Para chegar a essa conclusão, a equipe analisou um levantamento de seis semanas em 280 plataformas online — entre elas Facebook, Instagram, TikTok, eBay, Google, Alibaba, Shopee e Tokopedia —, mapeando tanto a web aberta quanto áreas privadas indexadas de redes sociais. Ao todo, os pesquisadores identificaram 33.006 espécies à venda: 54% eram animais vivos, e 46% eram partes de corpos de animais.
Todos pertenciam a espécies classificadas pela Cites (Convenção sobre o Comércio Internacional de Espécies Ameaçadas de Fauna e Flora Selvagem) como em risco de extinção ou vulneráveis.
“O comércio ilegal de vida selvagem online se espalha por muitas plataformas, incluindo redes sociais populares, e representa uma ameaça crescente e em evolução para a conservação da biodiversidade”, afirma Enrico Di Minin, cientista de conservação da Universidade de Helsinque e um dos autores do estudo. “O que é particularmente preocupante é que muitas das espécies encontradas sendo negociadas ilegalmente online estão em alto risco de extinção ou não eram consideradas anteriormente sob risco do comércio ilegal.”
Segundo os pesquisadores, os danos causados pelo comércio digital seguem o mesmo padrão do tráfico tradicional — mas em escala ampliada.
“Os impactos negativos no bem-estar animal e na biodiversidade espelham os do comércio ilegal tradicional offline de vida selvagem, mas o alcance e a velocidade das plataformas online estão amplificando esses danos”, diz Neil D’Cruze, biólogo de conservação da Universidade Metropolitana de Manchester. “O comércio ilegal de vida selvagem online opera através de redes complexas e dispersas que atravessam fronteiras nacionais, expandindo e, em alguns casos, substituindo rotas tradicionais de tráfico.”
Além da ameaça direta às espécies, os autores apontam que a perda de biodiversidade também traz riscos para os seres humanos — entre eles, a propagação de espécies invasoras e a transmissão de vírus de origem animal.
“Esta revisão lança luz sobre a necessidade urgente de estratégias concertadas e em múltiplos níveis para combater o comércio ilegal de vida selvagem online.

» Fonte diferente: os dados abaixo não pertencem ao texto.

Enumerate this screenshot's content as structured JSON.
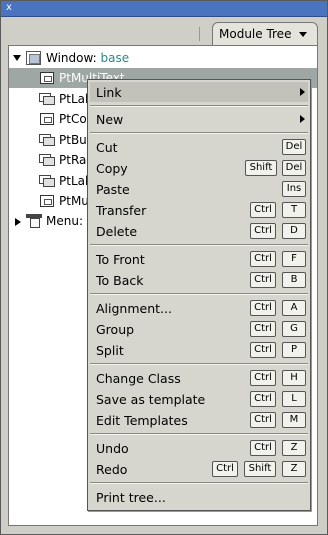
{
  "window": {
    "close_glyph": "x"
  },
  "tab": {
    "label": "Module Tree"
  },
  "tree": {
    "window_node": {
      "prefix": "Window:",
      "value": "base"
    },
    "children": [
      "PtMultiText",
      "PtLabel",
      "PtColorSel",
      "PtButton",
      "PtRaw",
      "PtLabel",
      "PtMultiText"
    ],
    "menu_node": {
      "label": "Menu:",
      "value": ""
    }
  },
  "context_menu": {
    "link": {
      "label": "Link"
    },
    "new": {
      "label": "New"
    },
    "cut": {
      "label": "Cut",
      "keys": [
        "Del"
      ]
    },
    "copy": {
      "label": "Copy",
      "keys": [
        "Shift",
        "Del"
      ]
    },
    "paste": {
      "label": "Paste",
      "keys": [
        "Ins"
      ]
    },
    "transfer": {
      "label": "Transfer",
      "keys": [
        "Ctrl",
        "T"
      ]
    },
    "delete": {
      "label": "Delete",
      "keys": [
        "Ctrl",
        "D"
      ]
    },
    "to_front": {
      "label": "To Front",
      "keys": [
        "Ctrl",
        "F"
      ]
    },
    "to_back": {
      "label": "To Back",
      "keys": [
        "Ctrl",
        "B"
      ]
    },
    "alignment": {
      "label": "Alignment...",
      "keys": [
        "Ctrl",
        "A"
      ]
    },
    "group": {
      "label": "Group",
      "keys": [
        "Ctrl",
        "G"
      ]
    },
    "split": {
      "label": "Split",
      "keys": [
        "Ctrl",
        "P"
      ]
    },
    "change_class": {
      "label": "Change Class",
      "keys": [
        "Ctrl",
        "H"
      ]
    },
    "save_template": {
      "label": "Save as template",
      "keys": [
        "Ctrl",
        "L"
      ]
    },
    "edit_templates": {
      "label": "Edit Templates",
      "keys": [
        "Ctrl",
        "M"
      ]
    },
    "undo": {
      "label": "Undo",
      "keys": [
        "Ctrl",
        "Z"
      ]
    },
    "redo": {
      "label": "Redo",
      "keys": [
        "Ctrl",
        "Shift",
        "Z"
      ]
    },
    "print_tree": {
      "label": "Print tree..."
    }
  },
  "colors": {
    "titlebar": "#4a74bd",
    "selection": "#9fa7a5",
    "accent_value": "#2a8a8a"
  }
}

Essas estratégias não devem apenas fortalecer a proteção das espécies, mas também aprimorar a capacidade regulatória e tecnológica, engajar comunidades locais de forma significativa e promover uma abordagem de toda a sociedade para a conservação”, conclui Annette Hübschle, pesquisadora de crime contra a vida selvagem da Universidade da Cidade do Cabo.